The reason is very simple. Conservative authoritarians have no culture of their own. Lee Greenwood? Kid Rock? Feh. Anything exciting and bracing is produced by the left. And as pop culture is omnipresent, it's no surprise that they consume it. But they know the messages are directed against them, and they feel slighted. But what choice do they have? Kirk Cameron and his woeful End Times films? Kevin Sorbo? Roseanne Barr? I don't blame them for not wanting to restrict themselves to such fare. But their little, addled, constricted souls cannot reconcile the art they love with what they believe. So as they still consume that art, they rail against it, hoping that it will become more to their liking.

It must be galling to know that most of the world's cultural production is not meant for you.
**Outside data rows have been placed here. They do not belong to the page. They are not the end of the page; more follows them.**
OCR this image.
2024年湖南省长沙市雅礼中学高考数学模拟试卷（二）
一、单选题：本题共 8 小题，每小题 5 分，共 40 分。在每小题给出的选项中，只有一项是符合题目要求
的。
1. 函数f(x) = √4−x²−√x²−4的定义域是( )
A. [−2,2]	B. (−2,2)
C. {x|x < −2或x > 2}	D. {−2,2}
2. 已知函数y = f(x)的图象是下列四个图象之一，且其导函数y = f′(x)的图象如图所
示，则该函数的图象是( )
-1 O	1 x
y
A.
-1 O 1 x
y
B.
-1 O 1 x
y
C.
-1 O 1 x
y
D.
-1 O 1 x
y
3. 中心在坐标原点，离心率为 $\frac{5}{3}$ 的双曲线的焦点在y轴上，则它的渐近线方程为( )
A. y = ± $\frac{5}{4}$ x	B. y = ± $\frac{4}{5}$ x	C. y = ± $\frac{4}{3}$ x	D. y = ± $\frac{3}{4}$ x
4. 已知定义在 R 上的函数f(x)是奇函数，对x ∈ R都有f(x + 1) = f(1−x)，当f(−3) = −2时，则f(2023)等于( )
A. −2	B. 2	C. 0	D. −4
That you have no place in it. That the few outlets for your worldview pale in comparison. Rather than engendering a reconsideration of their beliefs, they merely wallow in victimhood. They're addicted to a culture which is not meant for them, and they hate it and themselves for it. 

All of the great comic book heroes stand against tyranny. If that disturbs one, one must ask hard questions of oneself. Of course, one won't. For that would be a psychic shock which one wouldn't survive. So, they just keep shoving the food into their mouths, swearing the next bite will be the final one. And it never is.